Molecular mechanisms of cholesterol-CRAC interaction. This figure shows a detailed analysis of the interaction between cholesterol and the CRAC domain of the human delta-type opioid receptor (see Figure 4). Three distinct views of the complex are shown, with residues I-74, Y-77, and K-81 enlightened. The NH⁺₃ of K-81, and the OH groups of Y-77 and cholesterol are rejected in a polar area where they can form a network of energetically favored electrostatic interactions (including hydrogen bonds). The aromatic side chain of Y-77 stacks onto the B ring of sterane backbone through typical CH-π stacking interactions. The isooctyl chain of cholesterol interacts with the aliphatic side chains of I-74 (not shown) and V-75. The sterane rings are indicated for cholesterol in the right panel.

Figure 6

The CARC/cholesterol complex. This figure shows the docking of cholesterol on the CARC domains of the TM5 domain of the human type 3 somatostatin receptor.

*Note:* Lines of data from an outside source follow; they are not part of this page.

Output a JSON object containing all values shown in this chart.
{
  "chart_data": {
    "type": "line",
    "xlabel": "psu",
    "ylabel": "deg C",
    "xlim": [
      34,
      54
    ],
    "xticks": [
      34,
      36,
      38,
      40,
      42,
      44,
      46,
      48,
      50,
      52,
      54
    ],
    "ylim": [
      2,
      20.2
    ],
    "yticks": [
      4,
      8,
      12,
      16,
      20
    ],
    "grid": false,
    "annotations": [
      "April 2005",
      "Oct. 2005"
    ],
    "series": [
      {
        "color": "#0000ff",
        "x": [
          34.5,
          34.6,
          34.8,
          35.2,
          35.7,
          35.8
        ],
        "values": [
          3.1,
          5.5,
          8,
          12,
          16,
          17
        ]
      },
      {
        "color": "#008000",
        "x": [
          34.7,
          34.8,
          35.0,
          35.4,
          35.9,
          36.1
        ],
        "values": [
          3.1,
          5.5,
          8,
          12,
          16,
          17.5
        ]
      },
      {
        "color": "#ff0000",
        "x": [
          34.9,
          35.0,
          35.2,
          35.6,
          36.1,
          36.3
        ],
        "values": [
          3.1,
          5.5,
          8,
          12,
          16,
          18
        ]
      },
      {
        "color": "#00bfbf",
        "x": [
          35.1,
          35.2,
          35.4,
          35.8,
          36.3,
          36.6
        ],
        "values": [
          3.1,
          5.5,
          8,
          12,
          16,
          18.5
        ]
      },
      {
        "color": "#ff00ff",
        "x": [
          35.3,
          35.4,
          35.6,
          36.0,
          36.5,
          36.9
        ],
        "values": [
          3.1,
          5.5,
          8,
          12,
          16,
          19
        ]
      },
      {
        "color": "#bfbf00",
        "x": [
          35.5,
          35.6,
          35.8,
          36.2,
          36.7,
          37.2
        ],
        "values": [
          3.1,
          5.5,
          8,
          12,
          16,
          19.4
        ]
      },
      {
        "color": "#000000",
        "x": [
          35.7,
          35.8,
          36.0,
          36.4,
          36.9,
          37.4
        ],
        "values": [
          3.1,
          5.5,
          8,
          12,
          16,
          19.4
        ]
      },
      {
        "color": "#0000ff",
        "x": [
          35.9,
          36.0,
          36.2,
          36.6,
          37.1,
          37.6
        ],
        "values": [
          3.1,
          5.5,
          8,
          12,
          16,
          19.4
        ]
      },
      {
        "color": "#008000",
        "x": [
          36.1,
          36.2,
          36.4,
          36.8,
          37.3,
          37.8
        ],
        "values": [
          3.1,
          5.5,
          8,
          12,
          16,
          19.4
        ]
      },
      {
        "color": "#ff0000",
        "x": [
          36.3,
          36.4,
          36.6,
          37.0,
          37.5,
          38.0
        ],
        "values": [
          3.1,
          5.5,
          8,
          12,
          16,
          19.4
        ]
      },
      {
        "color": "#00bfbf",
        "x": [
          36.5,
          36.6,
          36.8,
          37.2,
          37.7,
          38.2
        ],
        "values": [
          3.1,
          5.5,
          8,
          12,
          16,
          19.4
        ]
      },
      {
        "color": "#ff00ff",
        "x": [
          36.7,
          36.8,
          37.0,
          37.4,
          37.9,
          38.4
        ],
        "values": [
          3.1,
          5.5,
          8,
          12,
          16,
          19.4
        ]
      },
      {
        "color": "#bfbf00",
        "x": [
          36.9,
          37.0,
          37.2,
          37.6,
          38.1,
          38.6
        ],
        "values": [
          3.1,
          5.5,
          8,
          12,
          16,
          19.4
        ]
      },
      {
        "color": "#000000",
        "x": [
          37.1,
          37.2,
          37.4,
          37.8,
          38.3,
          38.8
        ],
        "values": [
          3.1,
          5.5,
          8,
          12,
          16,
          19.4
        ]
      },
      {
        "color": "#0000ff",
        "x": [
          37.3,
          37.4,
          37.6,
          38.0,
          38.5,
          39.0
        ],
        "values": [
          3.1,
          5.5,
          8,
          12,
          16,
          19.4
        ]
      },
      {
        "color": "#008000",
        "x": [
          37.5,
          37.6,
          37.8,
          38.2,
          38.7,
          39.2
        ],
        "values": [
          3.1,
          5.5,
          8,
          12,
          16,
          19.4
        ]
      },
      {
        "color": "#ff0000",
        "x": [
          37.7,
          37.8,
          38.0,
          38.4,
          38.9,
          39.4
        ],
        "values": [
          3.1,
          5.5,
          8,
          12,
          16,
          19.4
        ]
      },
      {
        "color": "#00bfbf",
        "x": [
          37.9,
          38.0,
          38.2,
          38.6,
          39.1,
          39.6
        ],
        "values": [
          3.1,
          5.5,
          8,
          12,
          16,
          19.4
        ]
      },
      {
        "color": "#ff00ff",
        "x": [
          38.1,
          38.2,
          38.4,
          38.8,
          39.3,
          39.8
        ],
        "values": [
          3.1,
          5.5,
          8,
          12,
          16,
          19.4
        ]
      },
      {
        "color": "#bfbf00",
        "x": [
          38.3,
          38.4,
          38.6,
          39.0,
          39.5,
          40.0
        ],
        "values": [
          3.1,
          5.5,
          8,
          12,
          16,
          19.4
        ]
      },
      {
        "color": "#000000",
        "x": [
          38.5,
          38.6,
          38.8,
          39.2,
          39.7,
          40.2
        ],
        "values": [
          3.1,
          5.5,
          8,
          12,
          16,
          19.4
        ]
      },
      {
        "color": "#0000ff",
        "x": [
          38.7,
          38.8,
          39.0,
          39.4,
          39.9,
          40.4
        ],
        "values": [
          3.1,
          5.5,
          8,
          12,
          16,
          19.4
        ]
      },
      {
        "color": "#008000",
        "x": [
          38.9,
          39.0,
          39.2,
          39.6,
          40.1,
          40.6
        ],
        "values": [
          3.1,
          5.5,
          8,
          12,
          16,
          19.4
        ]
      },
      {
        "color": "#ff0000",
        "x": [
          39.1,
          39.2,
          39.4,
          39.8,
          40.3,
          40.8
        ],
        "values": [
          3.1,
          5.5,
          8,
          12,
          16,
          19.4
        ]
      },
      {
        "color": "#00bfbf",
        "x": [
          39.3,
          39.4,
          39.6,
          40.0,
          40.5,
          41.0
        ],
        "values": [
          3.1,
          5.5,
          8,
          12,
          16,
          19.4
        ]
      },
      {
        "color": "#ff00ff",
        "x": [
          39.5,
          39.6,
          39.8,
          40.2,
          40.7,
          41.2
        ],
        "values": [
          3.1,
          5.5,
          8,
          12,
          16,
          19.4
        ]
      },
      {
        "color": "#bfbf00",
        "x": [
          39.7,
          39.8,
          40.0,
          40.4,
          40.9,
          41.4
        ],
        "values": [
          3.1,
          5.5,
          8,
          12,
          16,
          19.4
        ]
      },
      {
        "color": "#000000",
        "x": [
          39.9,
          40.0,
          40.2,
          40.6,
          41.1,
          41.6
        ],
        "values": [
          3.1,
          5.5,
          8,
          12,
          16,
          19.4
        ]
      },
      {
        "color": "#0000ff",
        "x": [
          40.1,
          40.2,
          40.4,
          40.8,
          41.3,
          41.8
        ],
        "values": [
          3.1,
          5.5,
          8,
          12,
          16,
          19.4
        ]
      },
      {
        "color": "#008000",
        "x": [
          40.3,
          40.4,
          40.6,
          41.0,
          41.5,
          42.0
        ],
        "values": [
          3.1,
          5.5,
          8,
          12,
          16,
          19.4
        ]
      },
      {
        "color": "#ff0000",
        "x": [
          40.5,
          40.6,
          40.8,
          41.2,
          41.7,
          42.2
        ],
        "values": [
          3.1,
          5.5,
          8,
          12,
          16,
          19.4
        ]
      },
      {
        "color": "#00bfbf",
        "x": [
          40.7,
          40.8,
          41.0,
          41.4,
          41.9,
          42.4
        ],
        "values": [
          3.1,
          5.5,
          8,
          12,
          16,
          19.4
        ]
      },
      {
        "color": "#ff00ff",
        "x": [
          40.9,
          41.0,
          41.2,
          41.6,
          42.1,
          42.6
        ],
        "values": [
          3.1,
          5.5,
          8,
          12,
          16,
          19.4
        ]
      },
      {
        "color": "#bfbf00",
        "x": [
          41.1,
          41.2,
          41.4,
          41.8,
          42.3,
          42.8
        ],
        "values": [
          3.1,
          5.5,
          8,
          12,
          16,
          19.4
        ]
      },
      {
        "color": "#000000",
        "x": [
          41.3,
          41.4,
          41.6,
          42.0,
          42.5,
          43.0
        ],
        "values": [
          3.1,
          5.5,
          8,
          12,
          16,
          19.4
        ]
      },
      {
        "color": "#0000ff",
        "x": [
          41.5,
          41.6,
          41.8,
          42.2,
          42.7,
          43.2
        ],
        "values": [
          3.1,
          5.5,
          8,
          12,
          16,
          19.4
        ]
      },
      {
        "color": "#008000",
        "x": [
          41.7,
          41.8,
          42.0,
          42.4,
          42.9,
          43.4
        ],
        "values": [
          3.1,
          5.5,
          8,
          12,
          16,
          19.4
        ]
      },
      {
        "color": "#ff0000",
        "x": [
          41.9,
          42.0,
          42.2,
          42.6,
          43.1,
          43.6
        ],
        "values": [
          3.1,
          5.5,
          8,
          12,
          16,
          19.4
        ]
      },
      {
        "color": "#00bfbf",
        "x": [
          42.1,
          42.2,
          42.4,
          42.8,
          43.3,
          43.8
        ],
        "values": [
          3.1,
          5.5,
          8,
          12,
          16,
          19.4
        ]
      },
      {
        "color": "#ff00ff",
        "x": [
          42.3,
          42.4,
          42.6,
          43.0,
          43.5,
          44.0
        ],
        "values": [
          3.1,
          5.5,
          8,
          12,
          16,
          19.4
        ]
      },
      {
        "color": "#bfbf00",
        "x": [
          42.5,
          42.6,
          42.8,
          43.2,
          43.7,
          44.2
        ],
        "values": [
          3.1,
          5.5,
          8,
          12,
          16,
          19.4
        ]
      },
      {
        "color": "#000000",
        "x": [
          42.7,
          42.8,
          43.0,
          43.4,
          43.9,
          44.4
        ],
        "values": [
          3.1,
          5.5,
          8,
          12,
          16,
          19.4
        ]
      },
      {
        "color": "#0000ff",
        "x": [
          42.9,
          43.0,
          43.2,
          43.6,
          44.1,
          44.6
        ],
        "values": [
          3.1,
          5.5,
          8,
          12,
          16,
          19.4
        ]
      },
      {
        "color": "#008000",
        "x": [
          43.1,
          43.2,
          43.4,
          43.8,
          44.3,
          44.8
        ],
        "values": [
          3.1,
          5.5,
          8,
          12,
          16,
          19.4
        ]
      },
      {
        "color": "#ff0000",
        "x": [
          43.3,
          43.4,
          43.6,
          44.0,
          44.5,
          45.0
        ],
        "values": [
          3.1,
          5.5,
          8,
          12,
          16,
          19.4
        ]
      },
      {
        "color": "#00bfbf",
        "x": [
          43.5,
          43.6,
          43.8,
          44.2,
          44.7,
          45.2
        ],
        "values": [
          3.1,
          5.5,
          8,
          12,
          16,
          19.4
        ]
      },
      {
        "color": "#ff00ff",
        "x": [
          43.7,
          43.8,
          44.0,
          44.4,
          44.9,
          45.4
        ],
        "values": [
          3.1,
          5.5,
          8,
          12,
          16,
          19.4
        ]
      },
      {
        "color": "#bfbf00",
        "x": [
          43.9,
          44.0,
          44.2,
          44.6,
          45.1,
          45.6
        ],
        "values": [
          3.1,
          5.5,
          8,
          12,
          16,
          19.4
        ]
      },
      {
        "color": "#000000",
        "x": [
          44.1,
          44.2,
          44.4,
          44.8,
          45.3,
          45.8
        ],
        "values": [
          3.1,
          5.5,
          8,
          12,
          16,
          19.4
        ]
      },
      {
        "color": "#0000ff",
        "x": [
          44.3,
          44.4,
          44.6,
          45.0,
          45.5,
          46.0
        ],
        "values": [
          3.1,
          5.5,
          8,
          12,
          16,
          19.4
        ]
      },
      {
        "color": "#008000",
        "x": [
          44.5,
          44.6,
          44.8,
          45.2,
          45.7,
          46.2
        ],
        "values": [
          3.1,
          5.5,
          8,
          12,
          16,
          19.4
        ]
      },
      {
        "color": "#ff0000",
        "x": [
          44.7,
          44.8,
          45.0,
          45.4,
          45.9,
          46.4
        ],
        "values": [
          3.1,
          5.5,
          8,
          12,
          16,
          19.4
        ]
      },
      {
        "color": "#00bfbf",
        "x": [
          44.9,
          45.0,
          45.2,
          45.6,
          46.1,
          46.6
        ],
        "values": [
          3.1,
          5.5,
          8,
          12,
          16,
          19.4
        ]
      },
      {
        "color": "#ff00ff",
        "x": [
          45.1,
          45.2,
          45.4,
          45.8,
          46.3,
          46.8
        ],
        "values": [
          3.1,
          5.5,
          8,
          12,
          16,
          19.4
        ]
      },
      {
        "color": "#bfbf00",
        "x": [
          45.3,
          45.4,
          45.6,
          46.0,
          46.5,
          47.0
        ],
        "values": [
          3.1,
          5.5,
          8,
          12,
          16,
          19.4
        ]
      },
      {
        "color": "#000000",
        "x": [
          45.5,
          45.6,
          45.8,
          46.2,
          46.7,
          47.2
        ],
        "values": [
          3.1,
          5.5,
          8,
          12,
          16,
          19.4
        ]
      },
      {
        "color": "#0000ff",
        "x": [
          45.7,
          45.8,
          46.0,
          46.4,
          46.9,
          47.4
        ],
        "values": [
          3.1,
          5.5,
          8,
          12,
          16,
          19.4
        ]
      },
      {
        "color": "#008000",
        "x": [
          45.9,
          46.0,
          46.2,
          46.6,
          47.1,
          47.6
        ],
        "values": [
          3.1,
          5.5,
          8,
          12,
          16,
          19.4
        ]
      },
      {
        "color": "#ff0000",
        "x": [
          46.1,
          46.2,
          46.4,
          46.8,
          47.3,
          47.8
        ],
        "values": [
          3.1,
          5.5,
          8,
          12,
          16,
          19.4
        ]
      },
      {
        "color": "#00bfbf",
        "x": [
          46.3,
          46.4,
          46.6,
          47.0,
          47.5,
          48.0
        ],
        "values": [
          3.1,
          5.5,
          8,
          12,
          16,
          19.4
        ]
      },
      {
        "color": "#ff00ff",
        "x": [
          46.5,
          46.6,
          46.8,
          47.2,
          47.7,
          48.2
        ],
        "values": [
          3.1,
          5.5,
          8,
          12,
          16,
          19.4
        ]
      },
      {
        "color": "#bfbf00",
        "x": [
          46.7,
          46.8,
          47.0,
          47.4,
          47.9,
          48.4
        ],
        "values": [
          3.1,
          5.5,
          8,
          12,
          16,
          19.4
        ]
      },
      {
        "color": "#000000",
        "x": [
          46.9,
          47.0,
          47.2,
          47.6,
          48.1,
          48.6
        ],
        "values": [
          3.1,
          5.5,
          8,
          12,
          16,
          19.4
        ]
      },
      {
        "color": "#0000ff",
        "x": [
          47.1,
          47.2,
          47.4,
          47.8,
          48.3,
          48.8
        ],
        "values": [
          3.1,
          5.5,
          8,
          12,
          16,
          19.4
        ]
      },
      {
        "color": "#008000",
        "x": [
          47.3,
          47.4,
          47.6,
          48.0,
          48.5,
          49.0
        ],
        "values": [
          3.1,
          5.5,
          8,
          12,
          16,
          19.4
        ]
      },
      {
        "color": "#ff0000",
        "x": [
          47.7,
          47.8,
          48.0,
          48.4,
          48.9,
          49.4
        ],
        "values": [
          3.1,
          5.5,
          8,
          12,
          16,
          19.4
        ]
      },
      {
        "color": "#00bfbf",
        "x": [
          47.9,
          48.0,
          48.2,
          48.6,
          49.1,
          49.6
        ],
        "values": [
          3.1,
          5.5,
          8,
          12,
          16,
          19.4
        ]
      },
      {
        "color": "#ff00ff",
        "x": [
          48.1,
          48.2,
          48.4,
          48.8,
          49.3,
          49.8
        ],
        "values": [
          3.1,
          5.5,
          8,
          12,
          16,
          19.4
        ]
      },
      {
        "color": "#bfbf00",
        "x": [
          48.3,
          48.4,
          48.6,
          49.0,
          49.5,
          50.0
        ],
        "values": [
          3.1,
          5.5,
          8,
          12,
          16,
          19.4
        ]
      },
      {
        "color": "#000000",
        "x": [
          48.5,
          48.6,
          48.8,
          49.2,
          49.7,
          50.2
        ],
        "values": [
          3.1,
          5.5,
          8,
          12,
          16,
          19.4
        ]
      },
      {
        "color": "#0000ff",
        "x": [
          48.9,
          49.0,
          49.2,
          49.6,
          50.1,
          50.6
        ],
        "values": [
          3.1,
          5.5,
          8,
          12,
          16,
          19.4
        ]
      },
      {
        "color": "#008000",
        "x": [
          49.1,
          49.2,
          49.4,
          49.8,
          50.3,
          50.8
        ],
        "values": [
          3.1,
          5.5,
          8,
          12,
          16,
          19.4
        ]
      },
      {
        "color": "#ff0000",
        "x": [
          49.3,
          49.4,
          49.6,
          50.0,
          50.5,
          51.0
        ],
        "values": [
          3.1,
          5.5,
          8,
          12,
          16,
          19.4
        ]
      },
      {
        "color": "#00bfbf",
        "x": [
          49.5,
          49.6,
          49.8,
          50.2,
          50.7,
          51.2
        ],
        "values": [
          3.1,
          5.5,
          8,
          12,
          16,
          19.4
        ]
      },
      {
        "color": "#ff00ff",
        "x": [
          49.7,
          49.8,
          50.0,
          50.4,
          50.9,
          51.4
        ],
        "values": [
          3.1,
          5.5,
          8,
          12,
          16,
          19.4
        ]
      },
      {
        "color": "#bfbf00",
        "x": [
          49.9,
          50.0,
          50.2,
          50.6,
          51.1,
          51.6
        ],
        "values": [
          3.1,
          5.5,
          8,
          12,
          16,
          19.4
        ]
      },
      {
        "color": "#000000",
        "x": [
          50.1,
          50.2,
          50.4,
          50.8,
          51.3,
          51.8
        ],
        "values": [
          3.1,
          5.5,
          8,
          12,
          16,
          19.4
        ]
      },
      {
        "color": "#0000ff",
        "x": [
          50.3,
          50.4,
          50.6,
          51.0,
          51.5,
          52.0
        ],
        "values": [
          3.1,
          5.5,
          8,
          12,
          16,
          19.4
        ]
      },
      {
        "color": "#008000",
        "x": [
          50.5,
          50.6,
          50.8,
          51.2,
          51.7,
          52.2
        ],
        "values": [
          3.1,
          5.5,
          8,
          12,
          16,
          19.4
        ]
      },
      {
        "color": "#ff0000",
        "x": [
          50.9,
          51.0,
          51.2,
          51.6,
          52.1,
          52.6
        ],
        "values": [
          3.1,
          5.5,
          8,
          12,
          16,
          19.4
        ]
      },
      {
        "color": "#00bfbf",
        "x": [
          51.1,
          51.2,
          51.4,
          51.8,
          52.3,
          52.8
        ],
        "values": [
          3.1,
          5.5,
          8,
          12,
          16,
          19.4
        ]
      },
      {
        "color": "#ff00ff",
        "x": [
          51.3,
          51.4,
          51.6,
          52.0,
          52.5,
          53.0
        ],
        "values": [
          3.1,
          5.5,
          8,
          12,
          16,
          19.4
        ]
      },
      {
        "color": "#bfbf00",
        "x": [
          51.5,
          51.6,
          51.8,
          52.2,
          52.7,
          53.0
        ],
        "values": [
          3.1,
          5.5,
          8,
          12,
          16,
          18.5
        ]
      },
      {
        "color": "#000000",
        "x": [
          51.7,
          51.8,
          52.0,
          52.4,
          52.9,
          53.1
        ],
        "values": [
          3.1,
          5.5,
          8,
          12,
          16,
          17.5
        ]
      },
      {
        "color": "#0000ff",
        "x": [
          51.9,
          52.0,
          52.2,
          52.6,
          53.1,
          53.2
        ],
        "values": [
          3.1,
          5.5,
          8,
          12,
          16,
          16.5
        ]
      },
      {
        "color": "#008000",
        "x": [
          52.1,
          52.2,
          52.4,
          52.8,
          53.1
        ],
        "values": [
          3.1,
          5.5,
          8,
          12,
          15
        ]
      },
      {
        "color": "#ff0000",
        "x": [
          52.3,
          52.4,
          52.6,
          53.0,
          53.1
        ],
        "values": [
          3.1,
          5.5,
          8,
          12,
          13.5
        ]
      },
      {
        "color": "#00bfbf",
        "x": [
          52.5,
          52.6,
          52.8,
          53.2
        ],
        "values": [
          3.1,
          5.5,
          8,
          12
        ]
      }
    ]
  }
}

The CARC domain (fragment 203-RAGFIIYTAAL-213) is located in the extracellular leaflet of the TM5 domain of the receptor. Two distinct views of the complex are shown, one with the whole TM5 domain (left panel), the other with residues R-203 and F-206 enlightened. Note the CH-π stacking interaction of the phenyl ring of F-206 onto the A ring of the sterane backbone of cholesterol. The large aliphatic chain of L-213 interacts with the isooctyl group of cholesterol.

Figure 7

Occurrence of two cholesterol binding motifs (CRAC and CARC) in the same TM domain. An example of the simultaneous occurrence of two cholesterol-recognition motifs in the same TM segment is given by the 5th TM domain of the human type 3 somatostatin receptor, which possesses a CRAC domain in the cytoplasmic leaflet (in blue) and a CARC domain in its exofacial leaflet (in yellow). The calculated energy of interaction of each domain with cholesterol is indicated. The surface rendering of the TM domain is particularly suited to visualize the three-dimensional interaction with cholesterol (rendered as space fill models).

Figure 8

How cholesterol interacts with a tilted peptide. Docking of cholesterol with the N-terminal part of HIV-1 gp41, i.e., the fusion peptide. The apolar part of cholesterol interacts with the aromatic ring of F-8 through CH-π (but not stacking) interactions. The OH group of cholesterol is close to the α-NH3⁺ group of the peptide (N-terminus ending). The angle between the helix axis of the tilted fragment of the fusogenic tilted peptide of gp41 is 41°. The calculated energy of interaction is −48.5 kJ.mol⁻¹.